Dreier, a longtime free-trade advocate who represents Montclair, Rancho Cucamonga and Upland in San Bernardino County, used a speech from the House floor this week to express his dismay over the way House speaker Nancy Pelosi derailed the mutually beneficial treaty. Pelosi, D-San Francisco, changed House trade-treaty procedures that had been in place for more than 30 years to dump the agreement without debate, effectively rejecting the international agreement.
The Democratic presidential candidates have been hammering free-trade agreements on the campaign trail, particularly leading up to next week's primary in Pennsylvania, an industrial state that has lost thousands of jobs.
Pelosi's move appears to be part of that political maneuver, exploiting workers' fears during an economic downturn.
But it makes no sense.

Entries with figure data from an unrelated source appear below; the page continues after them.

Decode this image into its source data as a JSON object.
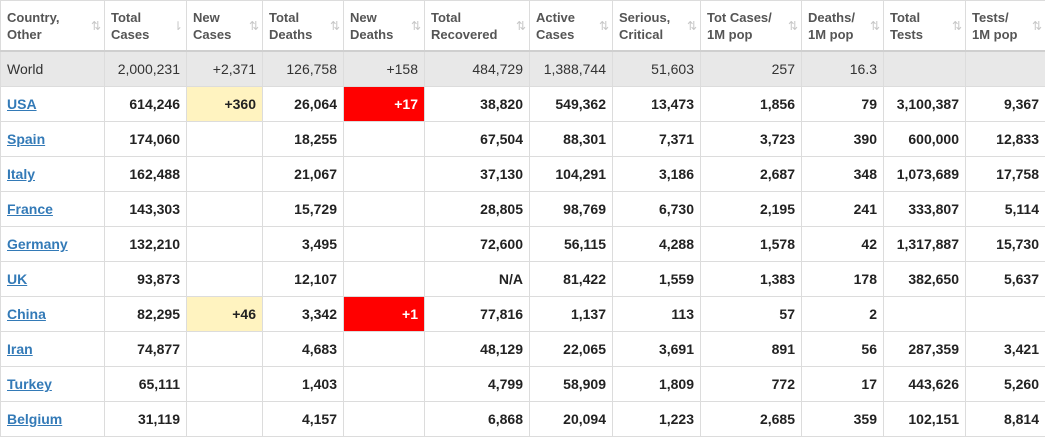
{
  "headers": [
    {
      "line1": "Country,",
      "line2": "Other",
      "sort": "⇅"
    },
    {
      "line1": "Total",
      "line2": "Cases",
      "sort": "⇂"
    },
    {
      "line1": "New",
      "line2": "Cases",
      "sort": "⇅"
    },
    {
      "line1": "Total",
      "line2": "Deaths",
      "sort": "⇅"
    },
    {
      "line1": "New",
      "line2": "Deaths",
      "sort": "⇅"
    },
    {
      "line1": "Total",
      "line2": "Recovered",
      "sort": "⇅"
    },
    {
      "line1": "Active",
      "line2": "Cases",
      "sort": "⇅"
    },
    {
      "line1": "Serious,",
      "line2": "Critical",
      "sort": "⇅"
    },
    {
      "line1": "Tot Cases/",
      "line2": "1M pop",
      "sort": "⇅"
    },
    {
      "line1": "Deaths/",
      "line2": "1M pop",
      "sort": "⇅"
    },
    {
      "line1": "Total",
      "line2": "Tests",
      "sort": "⇅"
    },
    {
      "line1": "Tests/",
      "line2": "1M pop",
      "sort": "⇅"
    }
  ],
  "world": {
    "country": "World",
    "total_cases": "2,000,231",
    "new_cases": "+2,371",
    "total_deaths": "126,758",
    "new_deaths": "+158",
    "total_recovered": "484,729",
    "active_cases": "1,388,744",
    "serious": "51,603",
    "cases_per_1m": "257",
    "deaths_per_1m": "16.3",
    "total_tests": "",
    "tests_per_1m": ""
  },
  "rows": [
    {
      "country": "USA",
      "total_cases": "614,246",
      "new_cases": "+360",
      "total_deaths": "26,064",
      "new_deaths": "+17",
      "total_recovered": "38,820",
      "active_cases": "549,362",
      "serious": "13,473",
      "cases_per_1m": "1,856",
      "deaths_per_1m": "79",
      "total_tests": "3,100,387",
      "tests_per_1m": "9,367"
    },
    {
      "country": "Spain",
      "total_cases": "174,060",
      "new_cases": "",
      "total_deaths": "18,255",
      "new_deaths": "",
      "total_recovered": "67,504",
      "active_cases": "88,301",
      "serious": "7,371",
      "cases_per_1m": "3,723",
      "deaths_per_1m": "390",
      "total_tests": "600,000",
      "tests_per_1m": "12,833"
    },
    {
      "country": "Italy",
      "total_cases": "162,488",
      "new_cases": "",
      "total_deaths": "21,067",
      "new_deaths": "",
      "total_recovered": "37,130",
      "active_cases": "104,291",
      "serious": "3,186",
      "cases_per_1m": "2,687",
      "deaths_per_1m": "348",
      "total_tests": "1,073,689",
      "tests_per_1m": "17,758"
    },
    {
      "country": "France",
      "total_cases": "143,303",
      "new_cases": "",
      "total_deaths": "15,729",
      "new_deaths": "",
      "total_recovered": "28,805",
      "active_cases": "98,769",
      "serious": "6,730",
      "cases_per_1m": "2,195",
      "deaths_per_1m": "241",
      "total_tests": "333,807",
      "tests_per_1m": "5,114"
    },
    {
      "country": "Germany",
      "total_cases": "132,210",
      "new_cases": "",
      "total_deaths": "3,495",
      "new_deaths": "",
      "total_recovered": "72,600",
      "active_cases": "56,115",
      "serious": "4,288",
      "cases_per_1m": "1,578",
      "deaths_per_1m": "42",
      "total_tests": "1,317,887",
      "tests_per_1m": "15,730"
    },
    {
      "country": "UK",
      "total_cases": "93,873",
      "new_cases": "",
      "total_deaths": "12,107",
      "new_deaths": "",
      "total_recovered": "N/A",
      "active_cases": "81,422",
      "serious": "1,559",
      "cases_per_1m": "1,383",
      "deaths_per_1m": "178",
      "total_tests": "382,650",
      "tests_per_1m": "5,637"
    },
    {
      "country": "China",
      "total_cases": "82,295",
      "new_cases": "+46",
      "total_deaths": "3,342",
      "new_deaths": "+1",
      "total_recovered": "77,816",
      "active_cases": "1,137",
      "serious": "113",
      "cases_per_1m": "57",
      "deaths_per_1m": "2",
      "total_tests": "",
      "tests_per_1m": ""
    },
    {
      "country": "Iran",
      "total_cases": "74,877",
      "new_cases": "",
      "total_deaths": "4,683",
      "new_deaths": "",
      "total_recovered": "48,129",
      "active_cases": "22,065",
      "serious": "3,691",
      "cases_per_1m": "891",
      "deaths_per_1m": "56",
      "total_tests": "287,359",
      "tests_per_1m": "3,421"
    },
    {
      "country": "Turkey",
      "total_cases": "65,111",
      "new_cases": "",
      "total_deaths": "1,403",
      "new_deaths": "",
      "total_recovered": "4,799",
      "active_cases": "58,909",
      "serious": "1,809",
      "cases_per_1m": "772",
      "deaths_per_1m": "17",
      "total_tests": "443,626",
      "tests_per_1m": "5,260"
    },
    {
      "country": "Belgium",
      "total_cases": "31,119",
      "new_cases": "",
      "total_deaths": "4,157",
      "new_deaths": "",
      "total_recovered": "6,868",
      "active_cases": "20,094",
      "serious": "1,223",
      "cases_per_1m": "2,685",
      "deaths_per_1m": "359",
      "total_tests": "102,151",
      "tests_per_1m": "8,814"
    }
  ],
  "colors": {
    "new_cases_highlight": "#fff3c0",
    "new_deaths_highlight": "#ff0000",
    "link": "#337ab7",
    "world_row": "#e8e8e8"
  }
}
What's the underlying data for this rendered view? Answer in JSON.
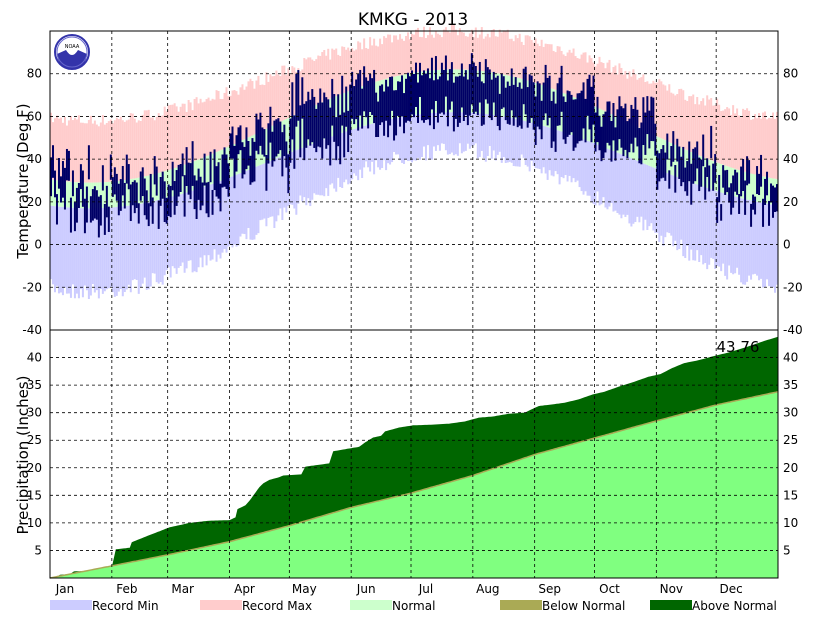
{
  "chart_data": [
    {
      "type": "temperature-range",
      "title": "KMKG - 2013",
      "ylabel": "Temperature (Deg.F)",
      "ylim": [
        -40,
        100
      ],
      "yticks": [
        -40,
        -20,
        0,
        20,
        40,
        60,
        80
      ],
      "grid": true,
      "months": [
        "Jan",
        "Feb",
        "Mar",
        "Apr",
        "May",
        "Jun",
        "Jul",
        "Aug",
        "Sep",
        "Oct",
        "Nov",
        "Dec"
      ],
      "days_in_year": 365,
      "month_start_days": [
        1,
        32,
        60,
        91,
        121,
        152,
        182,
        213,
        244,
        274,
        305,
        335
      ],
      "normal": {
        "low": {
          "min": 17,
          "max": 62,
          "coldest_day": 20,
          "warmest_day": 202
        },
        "high": {
          "min": 29,
          "max": 82,
          "coldest_day": 20,
          "warmest_day": 202
        }
      },
      "record": {
        "low": {
          "min": -18,
          "max": 48
        },
        "high": {
          "min": 55,
          "max": 97
        }
      },
      "observed_monthly": [
        {
          "month": "Jan",
          "avg_high": 32,
          "avg_low": 18,
          "spread": 13
        },
        {
          "month": "Feb",
          "avg_high": 31,
          "avg_low": 17,
          "spread": 11
        },
        {
          "month": "Mar",
          "avg_high": 37,
          "avg_low": 21,
          "spread": 10
        },
        {
          "month": "Apr",
          "avg_high": 52,
          "avg_low": 36,
          "spread": 11
        },
        {
          "month": "May",
          "avg_high": 70,
          "avg_low": 47,
          "spread": 10
        },
        {
          "month": "Jun",
          "avg_high": 76,
          "avg_low": 55,
          "spread": 7
        },
        {
          "month": "Jul",
          "avg_high": 82,
          "avg_low": 61,
          "spread": 7
        },
        {
          "month": "Aug",
          "avg_high": 79,
          "avg_low": 60,
          "spread": 6
        },
        {
          "month": "Sep",
          "avg_high": 74,
          "avg_low": 52,
          "spread": 8
        },
        {
          "month": "Oct",
          "avg_high": 62,
          "avg_low": 43,
          "spread": 9
        },
        {
          "month": "Nov",
          "avg_high": 44,
          "avg_low": 30,
          "spread": 9
        },
        {
          "month": "Dec",
          "avg_high": 31,
          "avg_low": 19,
          "spread": 11
        }
      ]
    },
    {
      "type": "area",
      "ylabel": "Precipitation (Inches)",
      "ylim": [
        0,
        45
      ],
      "yticks": [
        5,
        10,
        15,
        20,
        25,
        30,
        35,
        40
      ],
      "grid": true,
      "months": [
        "Jan",
        "Feb",
        "Mar",
        "Apr",
        "May",
        "Jun",
        "Jul",
        "Aug",
        "Sep",
        "Oct",
        "Nov",
        "Dec"
      ],
      "annotation": "43.76",
      "normal_cumulative": {
        "day": [
          0,
          31,
          59,
          90,
          120,
          151,
          181,
          212,
          243,
          273,
          304,
          334,
          365
        ],
        "value": [
          0,
          2.2,
          4.2,
          6.6,
          9.5,
          12.8,
          15.4,
          18.6,
          22.4,
          25.4,
          28.5,
          31.4,
          33.8
        ]
      },
      "observed_cumulative": {
        "day": [
          0,
          4,
          5,
          10,
          12,
          20,
          21,
          30,
          31,
          33,
          40,
          41,
          50,
          60,
          70,
          80,
          90,
          93,
          94,
          98,
          100,
          105,
          107,
          110,
          112,
          115,
          117,
          126,
          128,
          140,
          142,
          150,
          155,
          158,
          162,
          166,
          168,
          175,
          182,
          190,
          200,
          208,
          215,
          222,
          230,
          238,
          245,
          252,
          258,
          265,
          272,
          278,
          285,
          292,
          300,
          306,
          312,
          318,
          325,
          332,
          340,
          350,
          358,
          365
        ],
        "value": [
          0,
          0.3,
          0.6,
          0.7,
          1.2,
          1.3,
          1.5,
          1.6,
          2.0,
          5.2,
          5.5,
          6.5,
          7.8,
          9.2,
          10.0,
          10.4,
          10.5,
          11.0,
          12.5,
          13.2,
          14.0,
          16.5,
          17.2,
          17.8,
          18.0,
          18.3,
          18.6,
          18.8,
          20.2,
          20.8,
          23.0,
          23.5,
          23.8,
          24.6,
          25.5,
          25.8,
          26.6,
          27.3,
          27.7,
          27.8,
          28.0,
          28.4,
          29.1,
          29.3,
          29.8,
          30.0,
          31.2,
          31.5,
          31.8,
          32.4,
          33.3,
          33.8,
          34.7,
          35.5,
          36.5,
          37.0,
          38.1,
          39.0,
          39.5,
          40.2,
          40.9,
          42.0,
          43.0,
          43.76
        ]
      }
    }
  ],
  "legend": [
    {
      "label": "Record Min",
      "color": "#ccccff"
    },
    {
      "label": "Record Max",
      "color": "#ffcccc"
    },
    {
      "label": "Normal",
      "color": "#ccffcc"
    },
    {
      "label": "Below Normal",
      "color": "#aaaa55"
    },
    {
      "label": "Above Normal",
      "color": "#006600"
    }
  ],
  "colors": {
    "record_min": "#ccccff",
    "record_max": "#ffcccc",
    "normal": "#ccffcc",
    "observed": "#000066",
    "precip_normal": "#80ff80",
    "precip_above": "#006600",
    "precip_below": "#aaaa55",
    "noaa_logo": "#3333aa"
  },
  "logo": {
    "text": "NOAA",
    "icon": "noaa-logo-icon"
  }
}
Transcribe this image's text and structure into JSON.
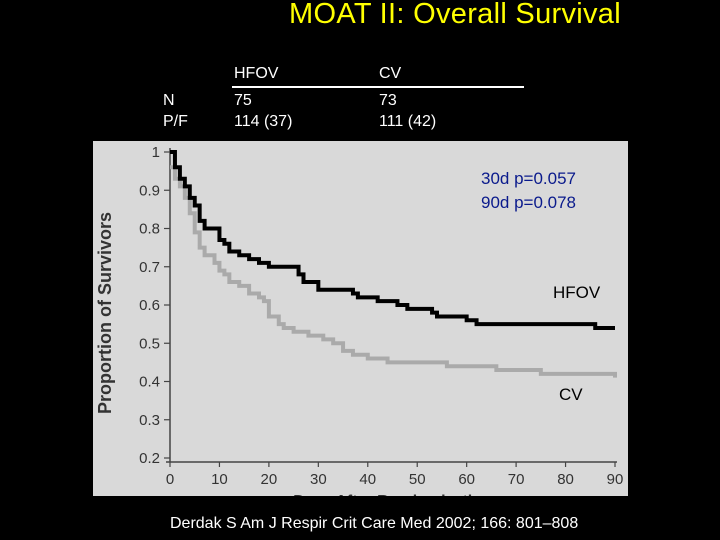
{
  "slide_title": "MOAT II: Overall Survival",
  "table": {
    "headers": [
      "HFOV",
      "CV"
    ],
    "rows": [
      {
        "label": "N",
        "hfov": "75",
        "cv": "73"
      },
      {
        "label": "P/F",
        "hfov": "114 (37)",
        "cv": "111 (42)"
      }
    ]
  },
  "stats": [
    "30d p=0.057",
    "90d p=0.078"
  ],
  "citation": "Derdak S   Am J Respir Crit Care Med 2002; 166: 801–808",
  "chart_data": {
    "type": "line",
    "step": true,
    "xlabel": "Days After Randomization",
    "ylabel": "Proportion of Survivors",
    "xlim": [
      0,
      90
    ],
    "ylim": [
      0.2,
      1.0
    ],
    "x_ticks": [
      "0",
      "10",
      "20",
      "30",
      "40",
      "50",
      "60",
      "70",
      "80",
      "90"
    ],
    "y_ticks": [
      "0.2",
      "0.3",
      "0.4",
      "0.5",
      "0.6",
      "0.7",
      "0.8",
      "0.9",
      "1"
    ],
    "grid": false,
    "series": [
      {
        "name": "HFOV",
        "color": "#000000",
        "x": [
          0,
          1,
          2,
          3,
          4,
          5,
          6,
          7,
          10,
          11,
          12,
          14,
          16,
          18,
          20,
          22,
          26,
          27,
          30,
          36,
          37,
          38,
          40,
          42,
          45,
          46,
          48,
          53,
          54,
          60,
          61,
          62,
          63,
          64,
          75,
          85,
          86,
          90
        ],
        "y": [
          1.0,
          0.96,
          0.93,
          0.91,
          0.88,
          0.86,
          0.82,
          0.8,
          0.77,
          0.76,
          0.74,
          0.73,
          0.72,
          0.71,
          0.7,
          0.7,
          0.68,
          0.66,
          0.64,
          0.64,
          0.63,
          0.62,
          0.62,
          0.61,
          0.61,
          0.6,
          0.59,
          0.58,
          0.57,
          0.56,
          0.56,
          0.55,
          0.55,
          0.55,
          0.55,
          0.55,
          0.54,
          0.54
        ]
      },
      {
        "name": "CV",
        "color": "#aaaaaa",
        "x": [
          0,
          1,
          2,
          3,
          4,
          5,
          6,
          7,
          9,
          10,
          11,
          12,
          14,
          16,
          18,
          19,
          20,
          22,
          23,
          25,
          28,
          30,
          31,
          33,
          35,
          37,
          39,
          40,
          42,
          44,
          50,
          56,
          61,
          65,
          66,
          68,
          70,
          72,
          75,
          80,
          82,
          90
        ],
        "y": [
          0.96,
          0.93,
          0.91,
          0.88,
          0.84,
          0.79,
          0.75,
          0.73,
          0.71,
          0.69,
          0.68,
          0.66,
          0.65,
          0.63,
          0.62,
          0.61,
          0.57,
          0.55,
          0.54,
          0.53,
          0.52,
          0.52,
          0.51,
          0.5,
          0.48,
          0.47,
          0.47,
          0.46,
          0.46,
          0.45,
          0.45,
          0.44,
          0.44,
          0.44,
          0.43,
          0.43,
          0.43,
          0.43,
          0.42,
          0.42,
          0.42,
          0.41
        ]
      }
    ]
  }
}
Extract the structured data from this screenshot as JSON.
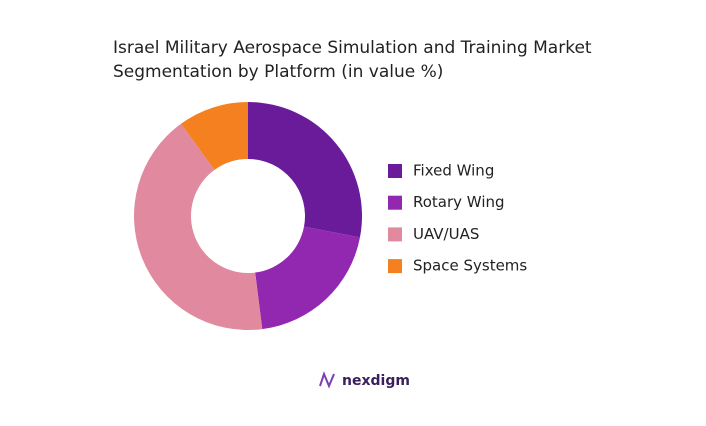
{
  "chart_data": {
    "type": "donut",
    "title": [
      "Israel Military Aerospace Simulation and Training Market",
      "Segmentation by Platform (in value %)"
    ],
    "categories": [
      "Fixed Wing",
      "Rotary Wing",
      "UAV/UAS",
      "Space Systems"
    ],
    "values": [
      28,
      20,
      42,
      10
    ],
    "colors": [
      "#6a1b9a",
      "#9227b0",
      "#e0899f",
      "#f5801f"
    ],
    "legend": "right"
  },
  "brand": "nexdigm"
}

Nearly all of Colombia's exports to the United States already are duty-free. This agreement would eliminate or lower the tariffs Colombia imposes on goods from the United States, so it would add jobs here, not subtract them.
California exported $320.8 million in goods to Colombia in 2007, with computers and electronics products making up 45 percent of those exports, according to the U.S. Department of Commerce.
With tariffs eliminated or reduced by the trade agreement, that figure would rise.
Overall, our state exported $134.2 billion worth of merchandise last year. A total of 51,466 companies exported goods from California locations in 2005, the latest year for which figures are available. Of those, 95 percent were small and medium-sized businesses with fewer than 500 employees.
In the first four years of the U.S.-Chile Free Trade Agreement, California's exports to Chile grew 315 percent. If the agreement with Colombia were approved and produced similar results, we'd be talking an additional $1 billion in exports just from our state.
Dreier and his colleagues decried not only the economic folly of rejecting this treaty - which is almost identical to the one with Peru that Congress approved recently - but also the blow to international relations.
Colombia, whose human-rights record is far from perfect but improving, is our closest ally in the region. Rejection of the treaty is a slap to Colombia, but welcomed by U.S. foe Hugo Chavez, president of Venezuela.
Speaker Pelosi should restore the House rules on review of free trade agreements, and allow debate and a vote on the U.S.-Colombia treaty.